The modern capitalist paradigm, which was based on the industrial revolution, has given birth to the nation-state as a large integrative unit. Consequently, it entrenched a new concept of citizenship based on allegiance to larger political units that suppresses racial or religious loyalties. However, the current phase of capitalism, which is called Globalization or Empire according to Tony Negri’s terminology, has undermined the various socio-political integrative cycles. Moreover, it recently supported the principle of the “state of exception” which gives priority to security over the dignity and freedom of man.

It became clear that the legislations that emerged after the September 11 attacks in the United States and several European states have expressed the aforementioned transformation in capitalism. This transformation is based on two well connected mechanisms: firstly, the transformation of the foreigner into a different being to separate him from the citizen, allowing for a separation between the legal code of human rights of the citizen, and the legal code that permits the ousting of the ‘other’ whether an immigrant, a refugee, or a captive. The second mechanism is the reduction of public freedoms under the pretense of protecting the citizen from terrorism that always comes from the outside (from different cultures and political systems).

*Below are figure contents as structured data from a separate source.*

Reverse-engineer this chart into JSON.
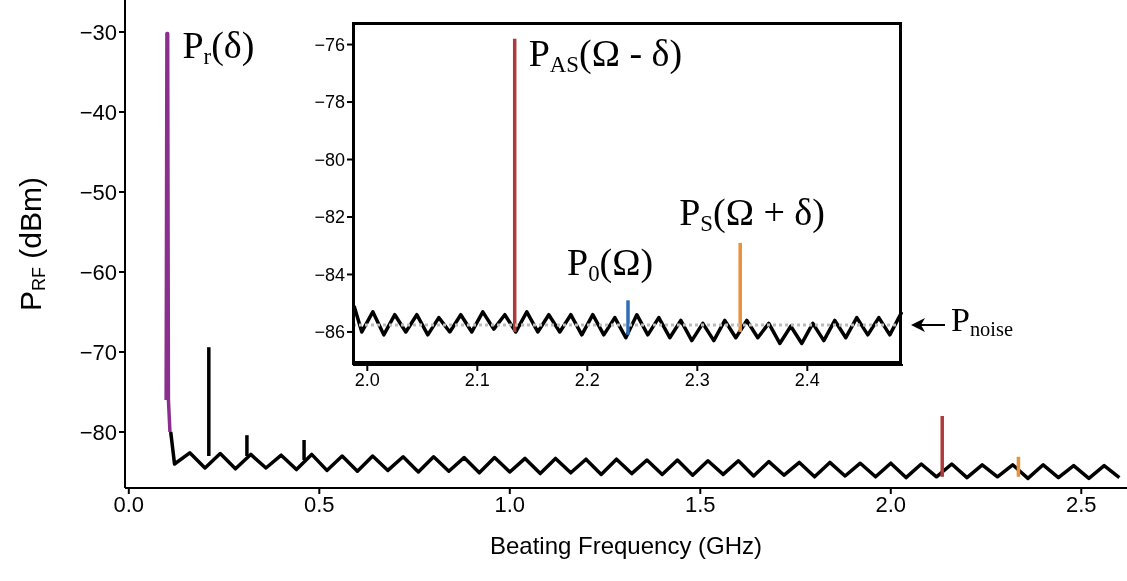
{
  "chart_data": [
    {
      "type": "line",
      "xlabel": "Beating Frequency (GHz)",
      "ylabel": "P$_{RF}$ (dBm)",
      "xlim": [
        -0.01,
        2.62
      ],
      "ylim": [
        -87,
        -26
      ],
      "xticks": [
        {
          "value": 0,
          "label": "0.0"
        },
        0.5,
        {
          "value": 1,
          "label": "1.0"
        },
        1.5,
        {
          "value": 2,
          "label": "2.0"
        },
        2.5
      ],
      "yticks": [
        {
          "value": -80,
          "label": "−80"
        },
        {
          "value": -70,
          "label": "−70"
        },
        {
          "value": -60,
          "label": "−60"
        },
        {
          "value": -50,
          "label": "−50"
        },
        {
          "value": -40,
          "label": "−40"
        },
        {
          "value": -30,
          "label": "−30"
        }
      ],
      "series": [
        {
          "color": "#000000",
          "x": [
            0.11,
            0.12,
            0.16,
            0.2,
            0.24,
            0.28,
            0.32,
            0.36,
            0.4,
            0.44,
            0.48,
            0.52,
            0.56,
            0.6,
            0.64,
            0.68,
            0.72,
            0.76,
            0.8,
            0.84,
            0.88,
            0.92,
            0.96,
            1.0,
            1.04,
            1.08,
            1.12,
            1.16,
            1.2,
            1.24,
            1.28,
            1.32,
            1.36,
            1.4,
            1.44,
            1.48,
            1.52,
            1.56,
            1.6,
            1.64,
            1.68,
            1.72,
            1.76,
            1.8,
            1.84,
            1.88,
            1.92,
            1.96,
            2.0,
            2.04,
            2.08,
            2.12,
            2.16,
            2.2,
            2.24,
            2.28,
            2.32,
            2.36,
            2.4,
            2.44,
            2.48,
            2.52,
            2.56,
            2.6
          ],
          "values": [
            -80,
            -84.0,
            -82.6,
            -84.5,
            -82.7,
            -84.6,
            -82.8,
            -84.5,
            -82.9,
            -84.7,
            -82.8,
            -84.8,
            -83.0,
            -84.9,
            -83.0,
            -84.8,
            -83.1,
            -85.0,
            -83.1,
            -84.9,
            -83.2,
            -85.1,
            -83.2,
            -85.0,
            -83.3,
            -85.2,
            -83.3,
            -85.1,
            -83.4,
            -85.3,
            -83.4,
            -85.2,
            -83.5,
            -85.3,
            -83.5,
            -85.4,
            -83.6,
            -85.3,
            -83.6,
            -85.5,
            -83.7,
            -85.4,
            -83.8,
            -85.6,
            -83.8,
            -85.5,
            -83.9,
            -85.6,
            -83.9,
            -85.7,
            -84.0,
            -85.6,
            -84.0,
            -85.7,
            -84.1,
            -85.6,
            -84.1,
            -85.8,
            -84.1,
            -85.7,
            -84.2,
            -85.8,
            -84.2,
            -85.7
          ]
        },
        {
          "color": "#000000",
          "x": [
            0.21,
            0.21
          ],
          "values": [
            -83,
            -69.4
          ]
        },
        {
          "color": "#000000",
          "x": [
            0.31,
            0.31
          ],
          "values": [
            -83,
            -80.4
          ]
        },
        {
          "color": "#000000",
          "x": [
            0.46,
            0.46
          ],
          "values": [
            -83.5,
            -81
          ]
        },
        {
          "color": "#8b2f8f",
          "x": [
            0.098,
            0.1,
            0.102,
            0.104,
            0.108
          ],
          "values": [
            -76,
            -30.2,
            -30.2,
            -76,
            -80
          ]
        },
        {
          "color": "#b03a3a",
          "x": [
            2.135,
            2.135
          ],
          "values": [
            -85.6,
            -78
          ]
        },
        {
          "color": "#e8913a",
          "x": [
            2.335,
            2.335
          ],
          "values": [
            -85.6,
            -83.1
          ]
        }
      ],
      "annotations": [
        {
          "text": "P$_{r}$(δ)",
          "x": 0.104,
          "y": -30.2
        }
      ]
    },
    {
      "type": "line",
      "xlim": [
        1.987,
        2.487
      ],
      "ylim": [
        -87.15,
        -75.25
      ],
      "xticks": [
        {
          "value": 2,
          "label": "2.0"
        },
        2.1,
        2.2,
        2.3,
        2.4
      ],
      "yticks": [
        {
          "value": -86,
          "label": "−86"
        },
        {
          "value": -84,
          "label": "−84"
        },
        {
          "value": -82,
          "label": "−82"
        },
        {
          "value": -80,
          "label": "−80"
        },
        {
          "value": -78,
          "label": "−78"
        },
        {
          "value": -76,
          "label": "−76"
        }
      ],
      "series": [
        {
          "color": "#000000",
          "x": [
            1.988,
            1.995,
            2.005,
            2.015,
            2.025,
            2.035,
            2.045,
            2.055,
            2.065,
            2.075,
            2.085,
            2.095,
            2.105,
            2.115,
            2.125,
            2.135,
            2.145,
            2.155,
            2.165,
            2.175,
            2.185,
            2.195,
            2.205,
            2.215,
            2.225,
            2.235,
            2.245,
            2.255,
            2.265,
            2.275,
            2.285,
            2.295,
            2.305,
            2.315,
            2.325,
            2.335,
            2.345,
            2.355,
            2.365,
            2.375,
            2.385,
            2.395,
            2.405,
            2.415,
            2.425,
            2.435,
            2.445,
            2.455,
            2.465,
            2.475,
            2.486
          ],
          "values": [
            -85.1,
            -86.0,
            -85.3,
            -86.1,
            -85.4,
            -86.0,
            -85.4,
            -86.1,
            -85.5,
            -86.0,
            -85.4,
            -86.0,
            -85.3,
            -85.9,
            -85.4,
            -86.0,
            -85.3,
            -86.0,
            -85.4,
            -86.0,
            -85.4,
            -86.1,
            -85.4,
            -86.1,
            -85.5,
            -86.2,
            -85.4,
            -86.1,
            -85.5,
            -86.2,
            -85.6,
            -86.3,
            -85.7,
            -86.3,
            -85.6,
            -86.2,
            -85.6,
            -86.2,
            -85.7,
            -86.4,
            -85.8,
            -86.4,
            -85.7,
            -86.3,
            -85.6,
            -86.2,
            -85.5,
            -86.1,
            -85.5,
            -86.1,
            -85.3
          ]
        },
        {
          "color": "#b03a3a",
          "x": [
            2.134,
            2.134
          ],
          "values": [
            -86.0,
            -75.8
          ]
        },
        {
          "color": "#2f6db5",
          "x": [
            2.237,
            2.237
          ],
          "values": [
            -86.1,
            -84.9
          ]
        },
        {
          "color": "#e8913a",
          "x": [
            2.339,
            2.339
          ],
          "values": [
            -86.0,
            -82.9
          ]
        }
      ],
      "ref_lines": [
        {
          "axis": "y",
          "value": -85.76,
          "label": "P$_{noise}$",
          "color": "#bbbbbb",
          "line_style": "dotted"
        }
      ],
      "annotations": [
        {
          "text": "P$_{AS}$(Ω - δ)",
          "x": 2.134,
          "y": -75.8
        },
        {
          "text": "P$_{0}$(Ω)",
          "x": 2.237,
          "y": -84.9
        },
        {
          "text": "P$_{S}$(Ω + δ)",
          "x": 2.339,
          "y": -82.9
        }
      ]
    }
  ]
}
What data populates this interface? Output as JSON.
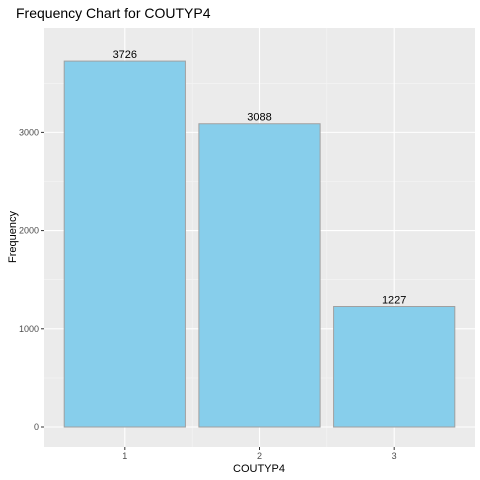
{
  "chart_data": {
    "type": "bar",
    "title": "Frequency Chart for COUTYP4",
    "xlabel": "COUTYP4",
    "ylabel": "Frequency",
    "categories": [
      "1",
      "2",
      "3"
    ],
    "values": [
      3726,
      3088,
      1227
    ],
    "data_labels": [
      "3726",
      "3088",
      "1227"
    ],
    "y_ticks": [
      0,
      1000,
      2000,
      3000
    ],
    "y_tick_labels": [
      "0",
      "1000",
      "2000",
      "3000"
    ],
    "ylim": [
      0,
      3900
    ],
    "grid": true,
    "legend": "none",
    "colors": {
      "panel_background": "#ebebeb",
      "grid_major": "#ffffff",
      "grid_minor": "#f5f5f5",
      "bar_fill": "#87ceeb",
      "bar_outline": "#a0a0a0",
      "tick": "#333333"
    }
  }
}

These transformations seem temporary and only related to the spread of terrorism, which has hit a number of Western cities; however, in reality, they surpass the phenomenon of terrorism and are related more to the structure and practice of the modern state in the age of globalization. The state has merely become an authority to maintain security and order. The political contract has decomposed, and its bureaucratic, ideological, class, trade unions, and partisan institutions have faltered.

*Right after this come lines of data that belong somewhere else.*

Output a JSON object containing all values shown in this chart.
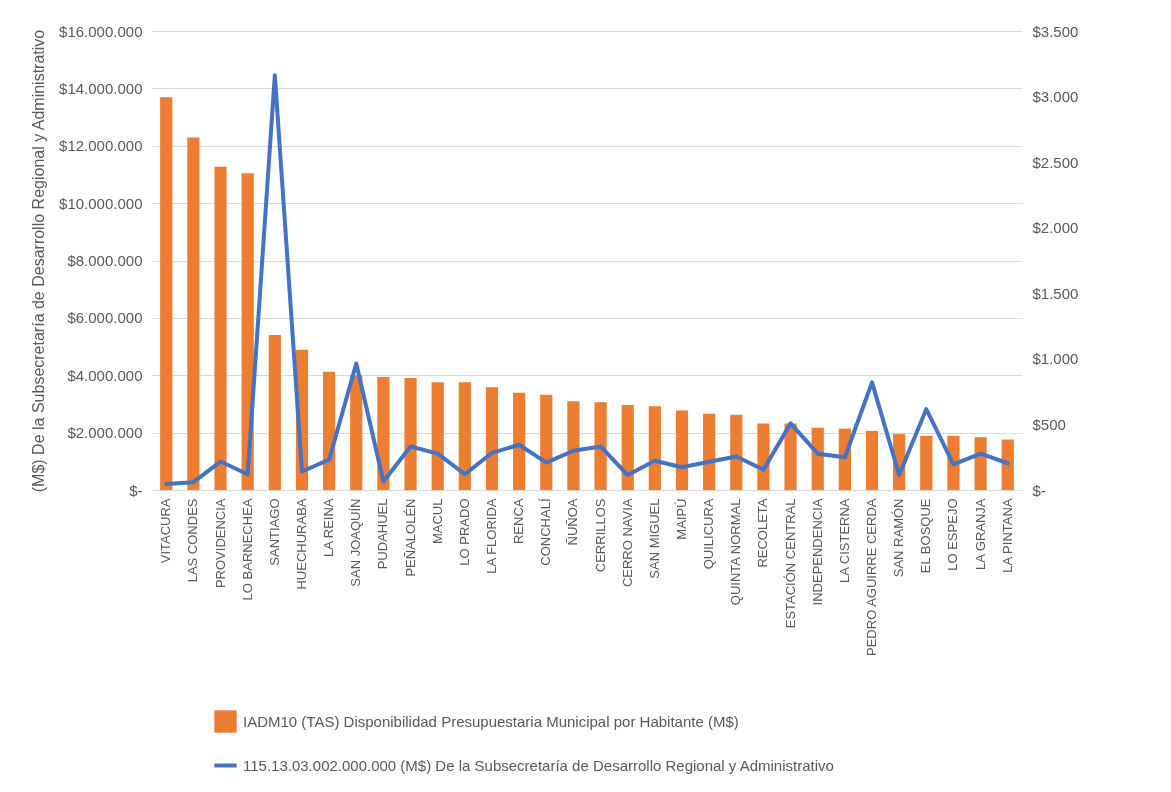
{
  "chart_data": {
    "type": "bar",
    "ylabel": "(M$) De la Subsecretaría de Desarrollo Regional y Administrativo",
    "categories": [
      "VITACURA",
      "LAS CONDES",
      "PROVIDENCIA",
      "LO BARNECHEA",
      "SANTIAGO",
      "HUECHURABA",
      "LA REINA",
      "SAN JOAQUÍN",
      "PUDAHUEL",
      "PEÑALOLÉN",
      "MACUL",
      "LO PRADO",
      "LA FLORIDA",
      "RENCA",
      "CONCHALÍ",
      "ÑUÑOA",
      "CERRILLOS",
      "CERRO NAVIA",
      "SAN MIGUEL",
      "MAIPÚ",
      "QUILICURA",
      "QUINTA NORMAL",
      "RECOLETA",
      "ESTACIÓN CENTRAL",
      "INDEPENDENCIA",
      "LA CISTERNA",
      "PEDRO AGUIRRE CERDA",
      "SAN RAMÓN",
      "EL BOSQUE",
      "LO ESPEJO",
      "LA GRANJA",
      "LA PINTANA"
    ],
    "series": [
      {
        "name": "IADM10 (TAS) Disponibilidad Presupuestaria Municipal por Habitante (M$)",
        "color": "#ed7d31",
        "values": [
          13690000,
          12290000,
          11270000,
          11040000,
          5400000,
          4890000,
          4120000,
          4000000,
          3940000,
          3900000,
          3760000,
          3760000,
          3580000,
          3390000,
          3320000,
          3090000,
          3060000,
          2960000,
          2920000,
          2770000,
          2660000,
          2620000,
          2320000,
          2320000,
          2170000,
          2140000,
          2060000,
          1950000,
          1890000,
          1890000,
          1840000,
          1760000
        ]
      },
      {
        "name": "115.13.03.002.000.000 (M$) De la Subsecretaría de Desarrollo Regional y Administrativo",
        "type": "line",
        "axis": "y2",
        "color": "#4472c4",
        "values": [
          46,
          60,
          217,
          120,
          3163,
          141,
          231,
          965,
          65,
          332,
          277,
          120,
          283,
          345,
          209,
          299,
          332,
          114,
          223,
          174,
          215,
          255,
          155,
          508,
          277,
          250,
          821,
          114,
          617,
          196,
          277,
          204
        ]
      }
    ],
    "ylim": [
      0,
      16000000
    ],
    "yticks": [
      {
        "value": 0,
        "label": "$-"
      },
      {
        "value": 2000000,
        "label": "$2.000.000"
      },
      {
        "value": 4000000,
        "label": "$4.000.000"
      },
      {
        "value": 6000000,
        "label": "$6.000.000"
      },
      {
        "value": 8000000,
        "label": "$8.000.000"
      },
      {
        "value": 10000000,
        "label": "$10.000.000"
      },
      {
        "value": 12000000,
        "label": "$12.000.000"
      },
      {
        "value": 14000000,
        "label": "$14.000.000"
      },
      {
        "value": 16000000,
        "label": "$16.000.000"
      }
    ],
    "y2lim": [
      0,
      3500
    ],
    "y2ticks": [
      {
        "value": 0,
        "label": "$-"
      },
      {
        "value": 500,
        "label": "$500"
      },
      {
        "value": 1000,
        "label": "$1.000"
      },
      {
        "value": 1500,
        "label": "$1.500"
      },
      {
        "value": 2000,
        "label": "$2.000"
      },
      {
        "value": 2500,
        "label": "$2.500"
      },
      {
        "value": 3000,
        "label": "$3.000"
      },
      {
        "value": 3500,
        "label": "$3.500"
      }
    ],
    "grid": "y",
    "legend": "bottom"
  }
}
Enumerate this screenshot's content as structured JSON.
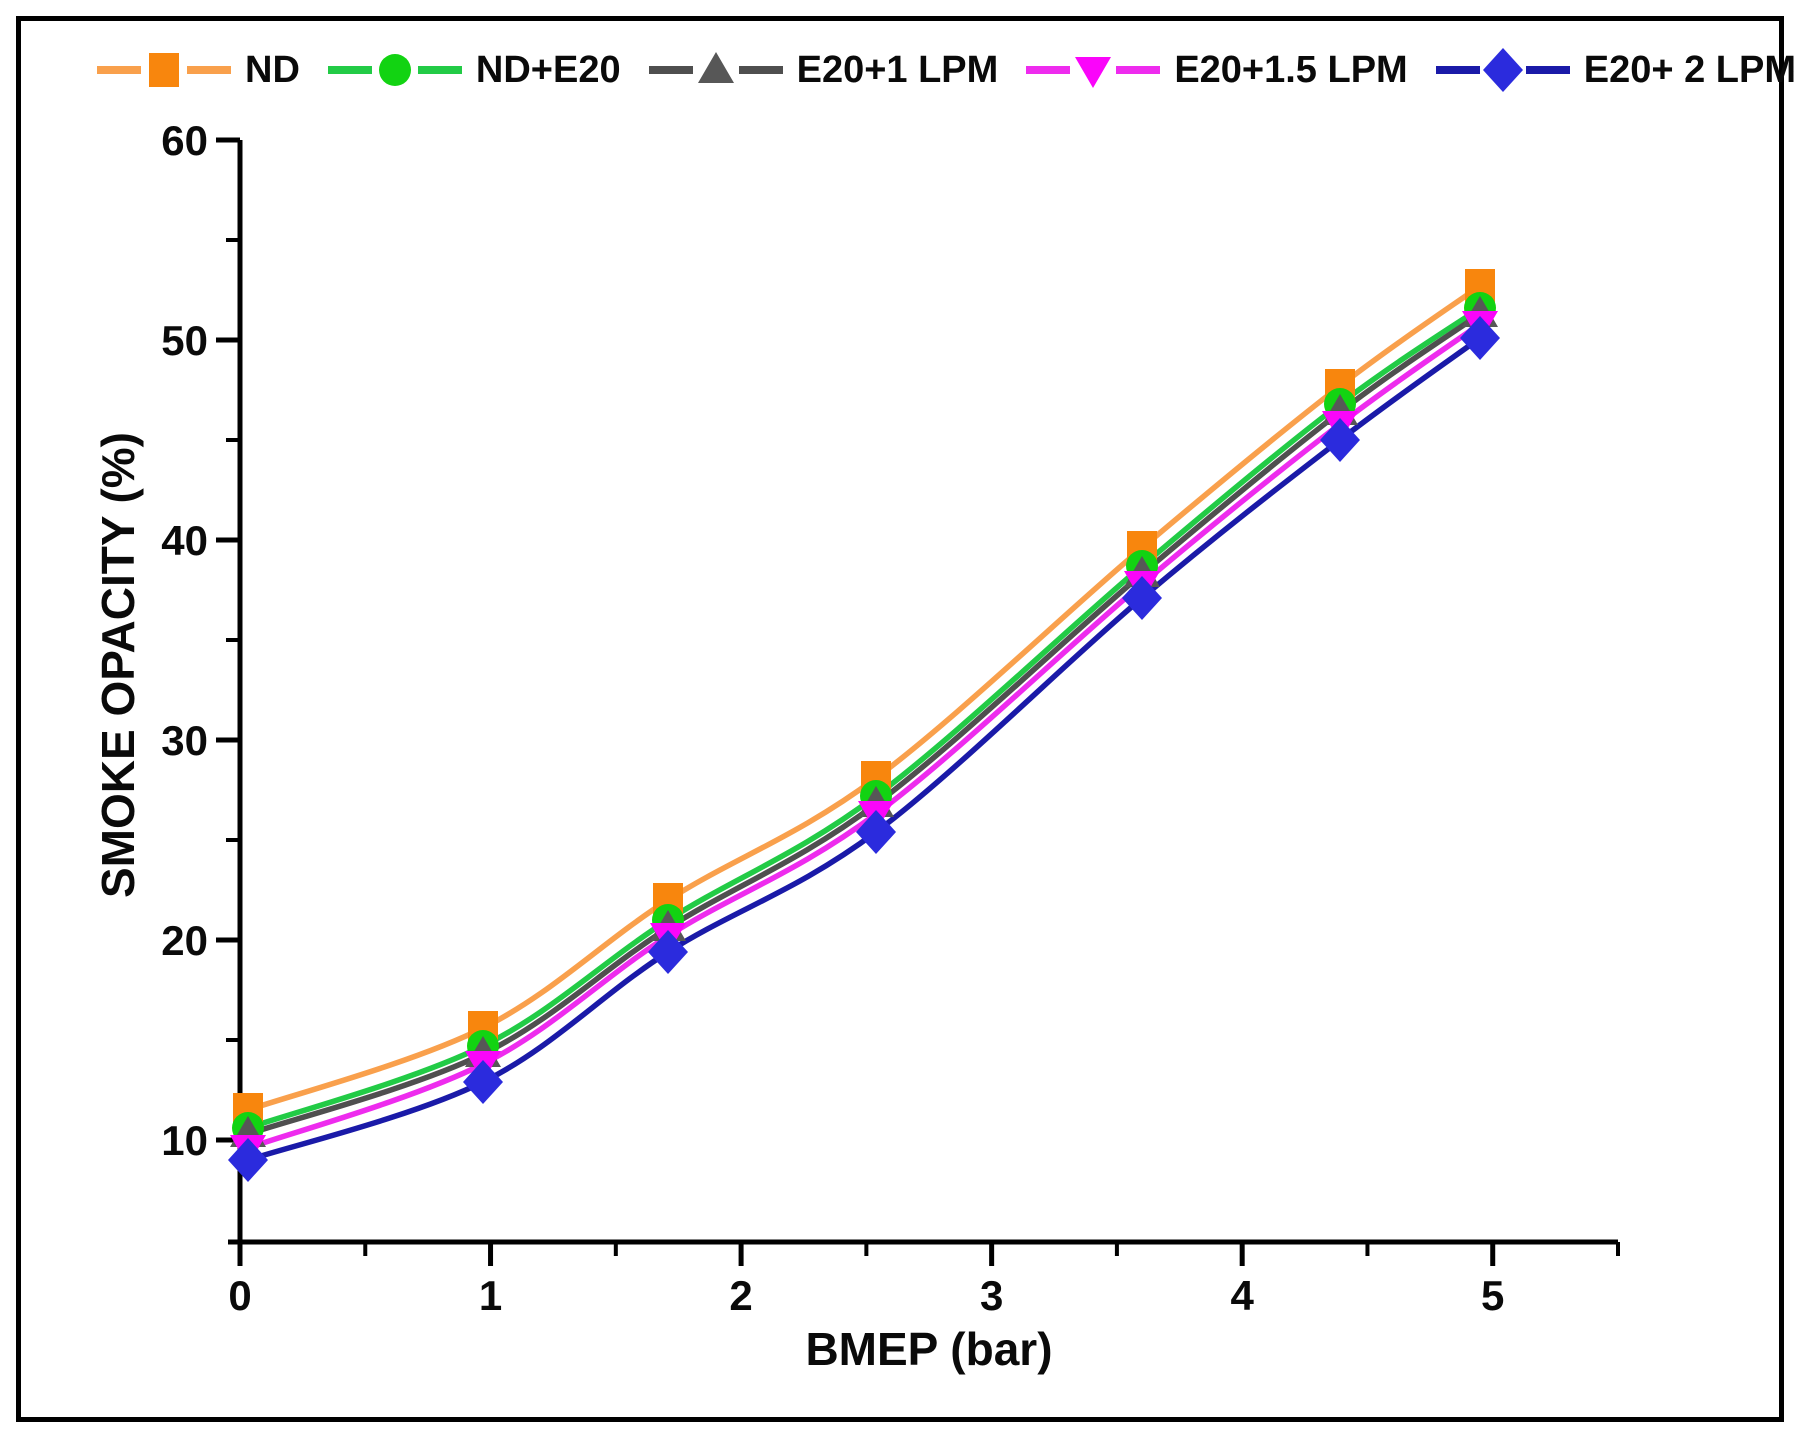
{
  "figure": {
    "background": "#ffffff",
    "border_color": "#000000"
  },
  "chart_data": {
    "type": "line",
    "title": "",
    "xlabel": "BMEP (bar)",
    "ylabel": "SMOKE OPACITY (%)",
    "xlim": [
      0,
      5.5
    ],
    "ylim": [
      4.9,
      60
    ],
    "x_ticks": [
      0,
      1,
      2,
      3,
      4,
      5
    ],
    "x_minor_ticks": [
      0.5,
      1.5,
      2.5,
      3.5,
      4.5,
      5.5
    ],
    "y_ticks": [
      10,
      20,
      30,
      40,
      50,
      60
    ],
    "y_minor_ticks": [
      15,
      25,
      35,
      45,
      55
    ],
    "grid": false,
    "legend_position": "top",
    "x": [
      0.03,
      0.97,
      1.71,
      2.54,
      3.6,
      4.39,
      4.95
    ],
    "series": [
      {
        "name": "ND",
        "marker": "square",
        "marker_color": "#F8860D",
        "line_color": "#F9A04C",
        "values": [
          11.5,
          15.6,
          22.0,
          28.1,
          39.6,
          47.7,
          52.7
        ]
      },
      {
        "name": "ND+E20",
        "marker": "circle",
        "marker_color": "#12D312",
        "line_color": "#22CB46",
        "values": [
          10.6,
          14.7,
          21.0,
          27.2,
          38.7,
          46.8,
          51.6
        ]
      },
      {
        "name": "E20+1 LPM",
        "marker": "triangle-up",
        "marker_color": "#575757",
        "line_color": "#4F4F4F",
        "values": [
          10.3,
          14.3,
          20.6,
          26.8,
          38.3,
          46.4,
          51.3
        ]
      },
      {
        "name": "E20+1.5 LPM",
        "marker": "triangle-down",
        "marker_color": "#FA05FA",
        "line_color": "#EE2BEE",
        "values": [
          9.6,
          13.8,
          20.2,
          26.3,
          37.8,
          45.8,
          50.8
        ]
      },
      {
        "name": "E20+ 2 LPM",
        "marker": "diamond",
        "marker_color": "#2B2BDD",
        "line_color": "#1A1AA8",
        "values": [
          9.0,
          12.9,
          19.4,
          25.4,
          37.1,
          45.0,
          50.1
        ]
      }
    ]
  }
}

This has led to what Jean Baudrillard called “Rogue Events” to borrow from the term “rogue states” which was used during the Clinton administration. Rogue events refer to what had erupted in a closed system of control where there is no room for effective historical movements or for change. These are merely events of despaired rebellion in the face of a dominant regime, which has no basis or center and is therefore difficult to fight.

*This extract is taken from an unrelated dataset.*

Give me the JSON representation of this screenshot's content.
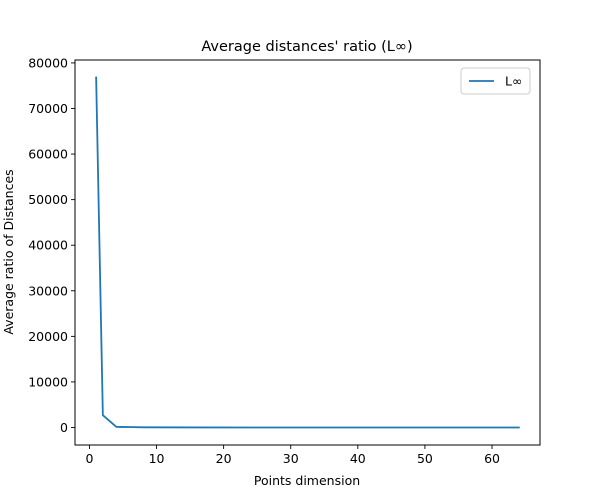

These events are no more than symbolical waves of protest against a mysterious force that uses globalization as a weapon against alternative forms of globalization itself. Bird flu, the Tsunami, mad cow disease, natural disasters and the like, according to Baudrillard, are also ‘rogue events’ because they may shake globalization, but could never change the world order. The same goes for the imperial wars, which may astonish us with its high level of technology, nevertheless, could not win against a faceless enemy. Terrorism itself is part of this virtual reality even if it hides under religion and the defense of stolen rights. The war here renders both parties as losers. For the empire, it was doomed to fail because it feeds the enemy that it targeted in the first place with its irrational reactions. The Empire transformed into a killing machine openly baring the symbolical label of “legitimate violence” even if it hid under the attractive banner of “liberating people from tyranny.”

Just as the wars against terrorism in major western cities have transformed into the seclusion of groups under the pretense of protection, they have transformed the so-called “liberated cities” (supposedly liberated from despotism and darkness) into a wreck with civil war adding to its destruction. Meanwhile people are becoming refugees in their own cities and refugees in the centers of torture, in the prisons of Baghdad and Basra.

A few days ago, I listened to President Bush who was proudly speaking about the fact that the United States has achieved almost all of its political goals in Iraq by appointing the first democratic permanent government in the new Iraq. He failed to mention, however, that this government fails to control any areas in Iraq except for the Green Zone where many official institutions are protected by American forces.